What’s The Best Plan For American Le Mans Series
Righteousness is fine, but the consequences of righteousness can be far less desirable. At the moment, Formula One appears to be struggling to define itself, trying to choose between being the most highly technological form of motorsports on the planet and saving money for its lesser endowed teams by creating what amounts to a relatively low- spec championship where technology instead of being venerated is throttled to a new full stop.
How the F-1 community resolves its issues, while at the same time trying to repair its somewhat tarnished reputation in the wake of the scandals that surfaced in 2007, is a matter for the world’s most publicized open wheel set to do on its own.
The sports-car scene is also in a quandary over where it goes from here.
Simply put, without clear leadership in Europe, especially on the part of the Federation Internationale de L’Automobile, but also the L’Automobile Club du L’Ouest, the ACO which runs the annual 24 Hours of Le Mans, and from which the American Le Mans Series leases its technical regulations, the future direction of prototype and GT competition is at this moment in a state of flux.
The FIA, which so far has limited its involvement in befendered motorsports to the production-based GT arena, has focused its attention on F-1, while the ACO, having produced an attractive package in its LMP1 and LMP2 sports racing divisions, now seems bent on replacing this high tech machines with something that will more closely resembled the Grand Am’s Daytona Prototypes.
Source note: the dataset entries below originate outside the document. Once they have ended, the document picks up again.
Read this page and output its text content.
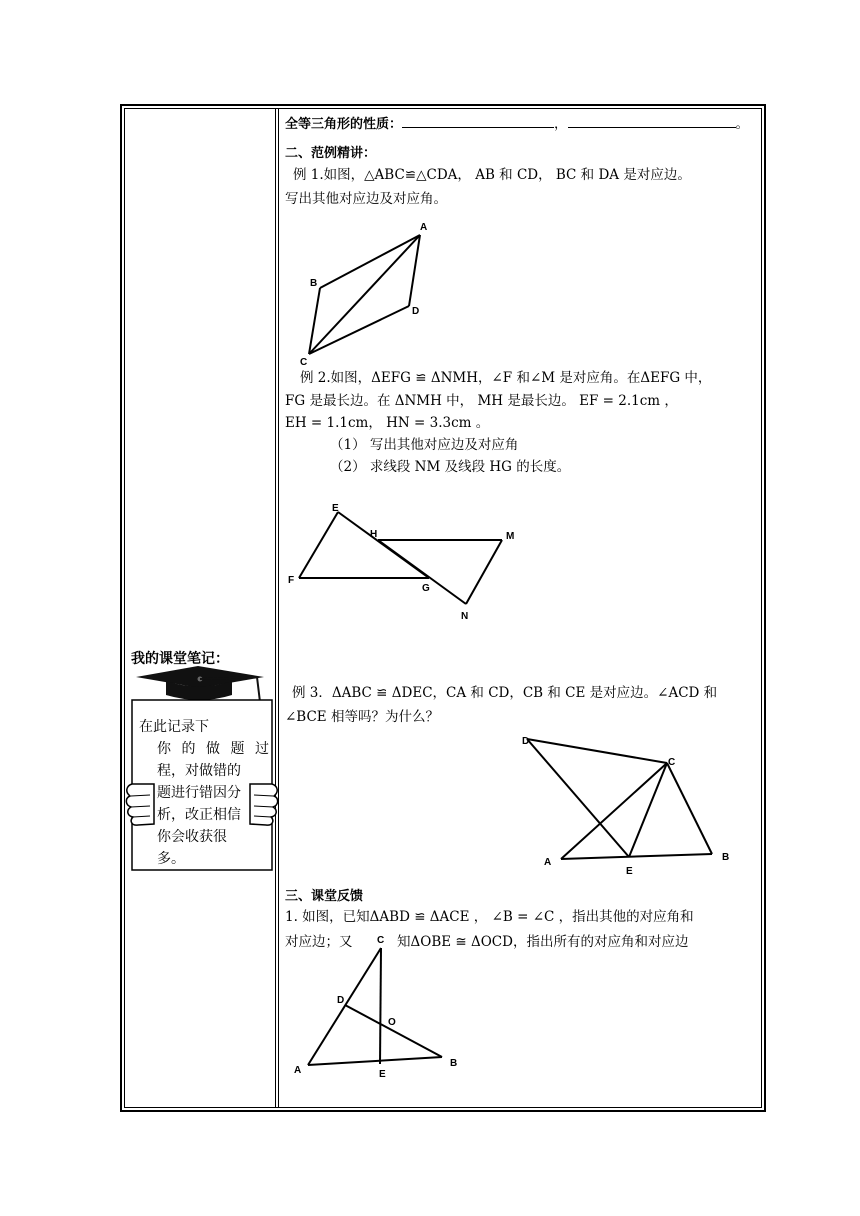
我的课堂笔记：
在此记录下
你 的 做 题 过
程，对做错的
题进行错因分
析，改正相信
你会收获很
多。
全等三角形的性质：	，	。
二、范例精讲：
例 1.如图，△ABC≌△CDA， AB 和 CD， BC 和 DA 是对应边。
写出其他对应边及对应角。
A
B
C
D
例 2.如图，ΔEFG ≌ ΔNMH，∠F 和∠M 是对应角。在ΔEFG 中，
FG 是最长边。在 ΔNMH 中， MH 是最长边。 EF = 2.1cm ，
EH = 1.1cm， HN = 3.3cm 。
（1） 写出其他对应边及对应角
（2） 求线段 NM 及线段 HG 的长度。
E
H	M
F
G
N
例 3．ΔABC ≌ ΔDEC，CA 和 CD，CB 和 CE 是对应边。∠ACD 和
∠BCE 相等吗？为什么？
D
C
A
E
B
三、课堂反馈
1. 如图，已知ΔABD ≌ ΔACE ， ∠B = ∠C ，指出其他的对应角和
对应边；又	知ΔOBE ≅ ΔOCD，指出所有的对应角和对应边
C
D
O
A	E
B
And, while the DP community has been relatively successful for the mission of returning competitive equality to the sports-car scene, no one will claim that they represent the leading edge of technology.
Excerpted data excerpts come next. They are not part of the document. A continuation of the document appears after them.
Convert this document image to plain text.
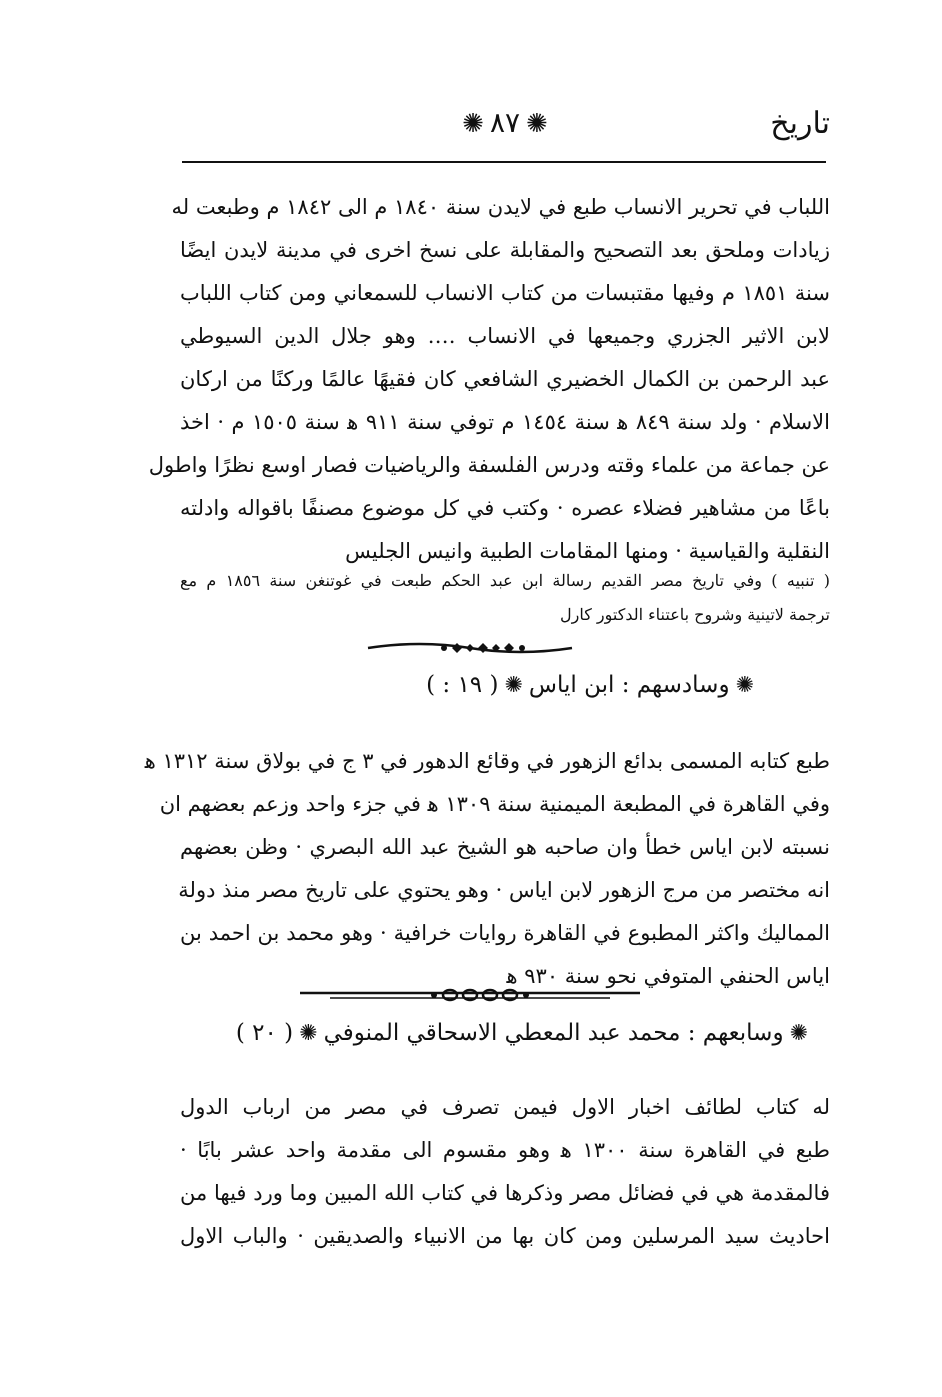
تاريخ
✺٨٧✺
اللباب في تحرير الانساب طبع في لايدن سنة ١٨٤٠ م الى ١٨٤٢ م وطبعت له
زيادات وملحق بعد التصحيح والمقابلة على نسخ اخرى في مدينة لايدن ايضًا
سنة ١٨٥١ م وفيها مقتبسات من كتاب الانساب للسمعاني ومن كتاب اللباب
لابن الاثير الجزري وجميعها في الانساب ‥‥ وهو جلال الدين السيوطي
عبد الرحمن بن الكمال الخضيري الشافعي كان فقيهًا عالمًا وركنًا من اركان
الاسلام · ولد سنة ٨٤٩ ﻫ سنة ١٤٥٤ م توفي سنة ٩١١ ﻫ سنة ١٥٠٥ م · اخذ
عن جماعة من علماء وقته ودرس الفلسفة والرياضيات فصار اوسع نظرًا واطول
باعًا من مشاهير فضلاء عصره · وكتب في كل موضوع مصنفًا باقواله وادلته
النقلية والقياسية · ومنها المقامات الطبية وانيس الجليس
( تنبيه ) وفي تاريخ مصر القديم رسالة ابن عبد الحكم طبعت في غوتنغن سنة ١٨٥٦ م مع
ترجمة لاتينية وشروح باعتناء الدكتور كارل
✺وسادسهم : ابن اياس✺( ١٩ : )
طبع كتابه المسمى بدائع الزهور في وقائع الدهور في ٣ ج في بولاق سنة ١٣١٢ ﻫ
وفي القاهرة في المطبعة الميمنية سنة ١٣٠٩ ﻫ في جزء واحد وزعم بعضهم ان
نسبته لابن اياس خطأ وان صاحبه هو الشيخ عبد الله البصري · وظن بعضهم
انه مختصر من مرج الزهور لابن اياس · وهو يحتوي على تاريخ مصر منذ دولة
المماليك واكثر المطبوع في القاهرة روايات خرافية · وهو محمد بن احمد بن
اياس الحنفي المتوفي نحو سنة ٩٣٠ ﻫ
✺وسابعهم : محمد عبد المعطي الاسحاقي المنوفي✺( ٢٠ )
له كتاب لطائف اخبار الاول فيمن تصرف في مصر من ارباب الدول
طبع في القاهرة سنة ١٣٠٠ ﻫ وهو مقسوم الى مقدمة واحد عشر بابًا ·
فالمقدمة هي في فضائل مصر وذكرها في كتاب الله المبين وما ورد فيها من
احاديث سيد المرسلين ومن كان بها من الانبياء والصديقين · والباب الاول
All this, then, brings us to the heart of what many believe is the major weakness of the two-seater, enclosed bodywork set: namely that those in charge have forgotten their primary customers — the public. What the public is willing to pay for, or to spend time watching in front of their televisions at home appears to be of little interest to the rules makers.
The ACO wants the ALMS to add weight to its LMP2 category so that it won’t challenge the LMP1 spyders in terms of overall victories, as was the case in 2007. Unfortunately that challenge was the main reason why the ALMS’s popularity grew during the course of this past season.
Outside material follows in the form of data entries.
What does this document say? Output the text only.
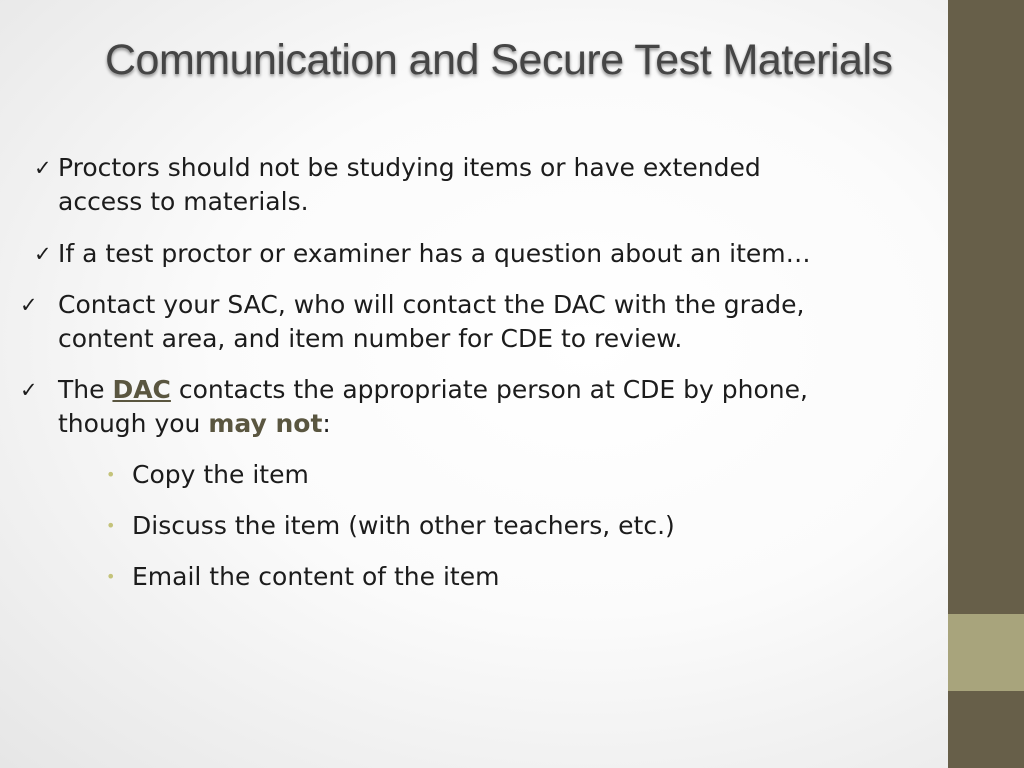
Communication and Secure Test Materials
✓ Proctors should not be studying items or have extended
access to materials.
✓ If a test proctor or examiner has a question about an item…
✓ Contact your SAC, who will contact the DAC with the grade,
content area, and item number for CDE to review.
✓ The DAC contacts the appropriate person at CDE by phone,
though you may not:
• Copy the item
• Discuss the item (with other teachers, etc.)
• Email the content of the item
Indeed, so equal were the LMP1 Audi R10 diesels and the Porsche LMP2 RS Spyders and their Acura opposition that the combined winning margin in the final two races of the year chalked up by the Audis over the Porsches amounted to well under two seconds. Given that the ALMS is in the entertainment business, why would it want to make even the slightest change to give the Audis an extra edge?
The answer is that the ACO could demand that the ALMS remove its moniker from the ALMS’s brand if it doesn’t meet, at least in part, the ACO’s agenda, an agenda based on the needs of the Le Mans 24-Hour alone which has two equal contenders in LMP1, Peugeot and Audi, where the ALMS has the Audis alone as real front runners.
So, would it be so terrible, if the ALMS went on its own way? Given the fact that for more than two decades John Bishop’s IMSA did just that with far more success in North America than the FIA and the ACO did elsewhere around the globe while never incorporating the “Le Mans” name in any of its series, strongly suggests that it really doesn’t matter.
I, for one have no problem getting used to the “American Sports Car Series,” if that means many more years of what I and the rest of the racing-going fans saw in 2007.
It is just a matter of paying close attention to the consequences that really matter, which in this case means exciting competition over anything else.